Retrieving genome assemblies via Entrez with Python
Background
GenBank provides access to information on all it’s assembled genomes via the Assembly database. It’s not that hard to download assemblies individually or in bulk via the website. Though you have to know what you are looking for when it comes to micro-organisms since there can be many assembled genomes for a species. A typical example of a search result would be this page for all M. tuberculosis assemblies. This page returns 6622 results and it shows a big button allowing you to download the assemblies all at once in multiple formats such as the fasta file or gff and so on.
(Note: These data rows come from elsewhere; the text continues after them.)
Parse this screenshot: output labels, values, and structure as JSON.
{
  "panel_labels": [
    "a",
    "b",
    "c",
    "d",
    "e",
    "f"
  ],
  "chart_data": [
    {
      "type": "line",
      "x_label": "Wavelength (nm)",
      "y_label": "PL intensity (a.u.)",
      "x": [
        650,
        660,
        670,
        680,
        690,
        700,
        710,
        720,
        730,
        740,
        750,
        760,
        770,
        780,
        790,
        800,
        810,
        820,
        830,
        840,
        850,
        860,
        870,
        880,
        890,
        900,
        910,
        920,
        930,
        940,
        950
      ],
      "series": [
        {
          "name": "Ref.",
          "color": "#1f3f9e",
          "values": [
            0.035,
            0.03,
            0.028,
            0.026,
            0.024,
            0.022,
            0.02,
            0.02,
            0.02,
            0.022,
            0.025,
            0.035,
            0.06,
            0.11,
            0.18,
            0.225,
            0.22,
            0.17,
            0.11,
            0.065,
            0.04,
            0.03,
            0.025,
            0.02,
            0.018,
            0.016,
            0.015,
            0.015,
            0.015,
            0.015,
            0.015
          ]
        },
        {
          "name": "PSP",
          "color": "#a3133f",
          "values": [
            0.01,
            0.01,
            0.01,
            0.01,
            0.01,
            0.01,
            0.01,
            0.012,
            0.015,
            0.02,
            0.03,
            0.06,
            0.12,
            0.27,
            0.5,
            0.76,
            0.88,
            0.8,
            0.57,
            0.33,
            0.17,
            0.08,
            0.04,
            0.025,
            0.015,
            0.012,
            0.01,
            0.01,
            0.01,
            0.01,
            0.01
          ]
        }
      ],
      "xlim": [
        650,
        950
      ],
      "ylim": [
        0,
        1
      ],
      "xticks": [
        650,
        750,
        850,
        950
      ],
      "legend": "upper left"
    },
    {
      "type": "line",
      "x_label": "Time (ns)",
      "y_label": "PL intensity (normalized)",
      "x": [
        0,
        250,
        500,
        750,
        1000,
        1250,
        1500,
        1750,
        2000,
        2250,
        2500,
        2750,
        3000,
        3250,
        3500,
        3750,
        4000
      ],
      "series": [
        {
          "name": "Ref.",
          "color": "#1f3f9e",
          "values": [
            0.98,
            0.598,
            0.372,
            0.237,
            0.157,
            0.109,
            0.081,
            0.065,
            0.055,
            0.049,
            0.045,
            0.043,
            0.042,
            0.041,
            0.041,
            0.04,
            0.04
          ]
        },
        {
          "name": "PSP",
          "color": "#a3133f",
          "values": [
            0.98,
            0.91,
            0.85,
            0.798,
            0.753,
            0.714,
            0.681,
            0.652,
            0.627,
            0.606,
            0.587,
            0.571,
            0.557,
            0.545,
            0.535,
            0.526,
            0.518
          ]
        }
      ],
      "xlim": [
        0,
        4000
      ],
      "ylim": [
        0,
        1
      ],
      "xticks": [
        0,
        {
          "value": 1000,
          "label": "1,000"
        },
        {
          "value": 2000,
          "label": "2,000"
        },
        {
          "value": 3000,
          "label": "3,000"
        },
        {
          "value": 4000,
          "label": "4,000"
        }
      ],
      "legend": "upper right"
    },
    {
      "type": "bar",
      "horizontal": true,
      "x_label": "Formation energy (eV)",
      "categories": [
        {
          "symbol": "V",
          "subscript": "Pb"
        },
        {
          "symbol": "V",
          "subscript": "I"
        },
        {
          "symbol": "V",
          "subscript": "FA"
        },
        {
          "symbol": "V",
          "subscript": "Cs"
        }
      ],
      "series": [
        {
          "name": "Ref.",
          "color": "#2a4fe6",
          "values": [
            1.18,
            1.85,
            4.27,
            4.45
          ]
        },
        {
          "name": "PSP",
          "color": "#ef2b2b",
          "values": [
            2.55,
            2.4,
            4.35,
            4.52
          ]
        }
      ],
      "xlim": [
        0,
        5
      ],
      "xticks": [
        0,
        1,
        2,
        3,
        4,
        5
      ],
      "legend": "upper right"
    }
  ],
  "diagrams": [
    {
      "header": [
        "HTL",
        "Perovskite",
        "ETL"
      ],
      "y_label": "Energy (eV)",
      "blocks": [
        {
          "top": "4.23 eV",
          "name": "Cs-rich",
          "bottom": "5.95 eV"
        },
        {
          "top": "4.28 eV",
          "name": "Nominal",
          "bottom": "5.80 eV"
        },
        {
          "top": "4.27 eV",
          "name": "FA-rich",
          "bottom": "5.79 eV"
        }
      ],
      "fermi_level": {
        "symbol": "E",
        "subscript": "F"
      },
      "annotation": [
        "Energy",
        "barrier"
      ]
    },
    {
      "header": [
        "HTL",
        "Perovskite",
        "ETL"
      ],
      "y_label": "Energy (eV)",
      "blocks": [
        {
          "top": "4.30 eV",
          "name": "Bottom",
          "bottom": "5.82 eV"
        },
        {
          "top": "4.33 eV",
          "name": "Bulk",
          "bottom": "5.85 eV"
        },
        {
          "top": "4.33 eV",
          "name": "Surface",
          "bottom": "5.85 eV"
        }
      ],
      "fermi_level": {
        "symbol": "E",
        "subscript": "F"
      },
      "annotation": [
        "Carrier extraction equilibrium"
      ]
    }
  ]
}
The above is fine but you may want to do batch downloads without using the web pages. For this the NCBI provides programmatic access via the Entrez query and database system. These utilities can be used via the command line (esearch) but for assemblies I found Python was more flexible. The BioPython package is used to access the Entrez utilities. For the case of assemblies it seems the only way to download the fasta file is to first get the assembly ids and then find the ftp link to the RefSeq or GenBank sequence using Entrez.esummary
. Then a url request can be used to download the fasta file. The code is presented below and may be adapted to download any of the other formats.
Code
This code requires pandas and biopython to run.
def get_assembly_summary(id):
"""Get esummary for an entrez id"""
from Bio import Entrez
esummary_handle = Entrez.esummary(db="assembly", id=id, report="full")
esummary_record = Entrez.read(esummary_handle)
return esummary_record
def get_assemblies(term, download=True, path='assemblies'):
"""Download genbank assemblies for a given search term.
Args:
term: search term, usually organism name
download: whether to download the results
path: folder to save to
"""
from Bio import Entrez
#provide your own mail here
Entrez.email = "A.N.Other@example.com"
handle = Entrez.esearch(db="assembly", term=term, retmax='200')
record = Entrez.read(handle)
ids = record['IdList']
print (f'found {len(ids)} ids')
links = []
for id in ids:
#get summary
summary = get_assembly_summary(id)
#get ftp link
url = summary['DocumentSummarySet']['DocumentSummary'][0]['FtpPath_RefSeq']
if url == '':
continue
label = os.path.basename(url)
#get the fasta link - change this to get other formats
link = os.path.join(url,label+'_genomic.fna.gz')
print (link)
links.append(link)
if download == True:
#download link
urllib.request.urlretrieve(link, f'{label}.fna.gz')
return links
We can then call the function as follows:
links = get_assemblies("mycobacterium tuberculosis", download=True)
Using the command line
To show how you can accomplish the same task as above using the command line you can try the code below. Unless you are really familiar with using bash commands this might be very hard to read! (This code is from a biostars post)
esearch -db assembly -query 'mycobacterium tuberculosis' \
| esummary \
| xtract -pattern DocumentSummary -element FtpPath_GenBank \
| while read -r line ;
do
fname=$(echo $line | grep -o 'GCA_.*' | sed 's/$/_genomic.fna.gz/') ;
wget "$line/$fname" ;
done
The ncbi-genome-download tool
There are other tools to do this from the command line. These are very well covered in this blog. In particular the ncbi-genome-download tool is very convenient and flexible to use. However I am not sure if it can be used to accomplish the above for genome assemblies.